Advocaat Walter Van Steenbrugge: ‘Ik heb mijn geloof in justitie grotendeels verloren’
Waarover twijfelt meester Van Steenbrugge?
In de rubriek Durf Twijfelen vraagt Knack elke week naar de twijfels van bekende mensen.
‘Toen ik zesendertig jaar geleden aan de balie begon, was ik totaal niet vertrouwd met justitie’, zegt Walter Van Steenbrugge. ‘Mijn vader was stationschef en mijn moeder huisvrouw. Zij hadden nog nooit een proces meegemaakt. Alleen aan de universiteit had ik horen praten over justitie. Die onbereikbare wereld met al zijn egards en toga’s maakte toen veel indruk op me. Ik was ervan overtuigd dat alles daar heel goed georganiseerd was en dat er alleen maar mensen werkten die goed en kwalitatief werk verrichtten. Dat kon ook bijna niet anders, want zij moeten oordelen over het leven van iemand anders. Dat is het moeilijkste wat er bestaat.
‘Zesendertig jaar later blijft er van dat geloof in justitie niet veel meer over. Ik had toen nooit kunnen vermoeden dat dat instituut zo slecht georganiseerd is. En dat het Openbaar Ministerie zo veel macht heeft, die niet gecontroleerd wordt. Er bestaan natuurlijk schitterende magistraten, maar de onderlinge verschillen zijn te groot. We zijn over het algemeen te snel tevreden en leggen de lat, onze standaarden, niet hoog genoeg. Dat geldt uiteraard ook voor de advocatuur.’
Juristen denken dat ze alles weten. Zo wordt justitie een loterij.
Zegt u nu dat justitie mensen niet altijd juist beoordeelt?

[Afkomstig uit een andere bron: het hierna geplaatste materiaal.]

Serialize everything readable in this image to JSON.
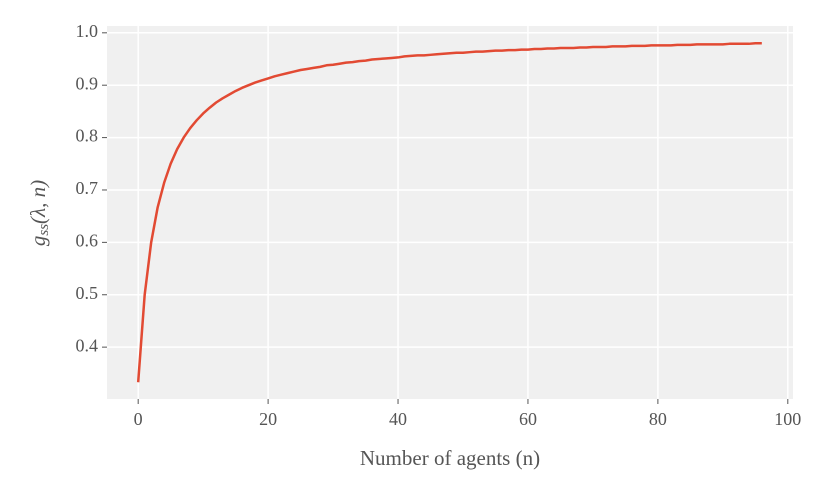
{
  "chart_data": {
    "type": "line",
    "xlabel": "Number of agents (n)",
    "ylabel": {
      "base": "g",
      "sub": "ss",
      "args": "(λ, n)"
    },
    "x": [
      0,
      1,
      2,
      3,
      4,
      5,
      6,
      7,
      8,
      9,
      10,
      11,
      12,
      13,
      14,
      15,
      16,
      17,
      18,
      19,
      20,
      21,
      22,
      23,
      24,
      25,
      26,
      27,
      28,
      29,
      30,
      31,
      32,
      33,
      34,
      35,
      36,
      37,
      38,
      39,
      40,
      41,
      42,
      43,
      44,
      45,
      46,
      47,
      48,
      49,
      50,
      51,
      52,
      53,
      54,
      55,
      56,
      57,
      58,
      59,
      60,
      61,
      62,
      63,
      64,
      65,
      66,
      67,
      68,
      69,
      70,
      71,
      72,
      73,
      74,
      75,
      76,
      77,
      78,
      79,
      80,
      81,
      82,
      83,
      84,
      85,
      86,
      87,
      88,
      89,
      90,
      91,
      92,
      93,
      94,
      95,
      96
    ],
    "series": [
      {
        "color": "#e24a33",
        "values": [
          0.333,
          0.5,
          0.6,
          0.667,
          0.714,
          0.75,
          0.778,
          0.8,
          0.818,
          0.833,
          0.846,
          0.857,
          0.867,
          0.875,
          0.882,
          0.889,
          0.895,
          0.9,
          0.905,
          0.909,
          0.913,
          0.917,
          0.92,
          0.923,
          0.926,
          0.929,
          0.931,
          0.933,
          0.935,
          0.938,
          0.939,
          0.941,
          0.943,
          0.944,
          0.946,
          0.947,
          0.949,
          0.95,
          0.951,
          0.952,
          0.953,
          0.955,
          0.956,
          0.957,
          0.957,
          0.958,
          0.959,
          0.96,
          0.961,
          0.962,
          0.962,
          0.963,
          0.964,
          0.964,
          0.965,
          0.966,
          0.966,
          0.967,
          0.967,
          0.968,
          0.968,
          0.969,
          0.969,
          0.97,
          0.97,
          0.971,
          0.971,
          0.971,
          0.972,
          0.972,
          0.973,
          0.973,
          0.973,
          0.974,
          0.974,
          0.974,
          0.975,
          0.975,
          0.975,
          0.976,
          0.976,
          0.976,
          0.976,
          0.977,
          0.977,
          0.977,
          0.978,
          0.978,
          0.978,
          0.978,
          0.978,
          0.979,
          0.979,
          0.979,
          0.979,
          0.98,
          0.98
        ]
      }
    ],
    "xlim": [
      -4.8,
      100.8
    ],
    "ylim": [
      0.301,
      1.013
    ],
    "xticks": [
      0,
      20,
      40,
      60,
      80,
      100
    ],
    "yticks": [
      0.4,
      0.5,
      0.6,
      0.7,
      0.8,
      0.9,
      {
        "value": 1,
        "label": "1.0"
      }
    ],
    "grid": true
  }
}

WALTER VAN STEENBRUGGE: Iemand beoordelen is mensenwerk en mensen maken nu eenmaal fouten. Maar je zou er alles aan moeten doen om die fouten tot een minimum te beperken. Helaas gebeurt dat te weinig. Justitie is bang voor verandering en modernisering, en staat te weinig open voor kennis uit andere domeinen, zoals de psychiatrie, de psychologie, de neurobiologie. Al die sterk evoluerende inzichten zouden kunnen helpen om mensen met een minder grote foutenmarge te beoordelen. Helaas denken juristen dat ze alles kennen en weten. Met alle gevolgen van dien: zo wordt justitie meer en meer een loterij. Het hangt er gewoon van af bij welke magistraat en advocaat je terechtkomt. Dan is het ook normaal dat te veel burgers hun geloof in justitie verliezen.
Waar loopt het fout?
VAN STEENBRUGGE: Het begint al bij de opleiding. Na vijf jaar rechtenstudie kun je de eed afleggen en ben je pro-Deoadvocaat. Dat betekent dat je voor de minder vermogenden mag pleiten. Maar dat is een vorm van klassenjustitie: die jonge advocaten hebben vaak te weinig expertise en ervaring om het op te nemen tegen een doorgewinterde confrater. Terwijl het nooit over de advocaat zou mogen gaan, maar altijd over de persoon die beschuldigd wordt. Daarom pleit ik voor advocaten- en magistratenscholen om jongeren beter op te leiden en ze echt klaar te stomen voor het moeilijke en veeleisende werk.
Twijfelt u weleens?
VAN STEENBRUGGE: Twijfelen is in mijn job heel belangrijk. Het is het eerste hoofdstuk van de wijsheid. Ik vind twijfelen geen teken van zwakte, wel integendeel. Vaak durft men bij justitie niet te twijfelen, want bij twijfel moet de verdachte vrijuit gaan. Nochtans is het minder erg een schuldige onschuldig te verklaren dan een onschuldige schuldig.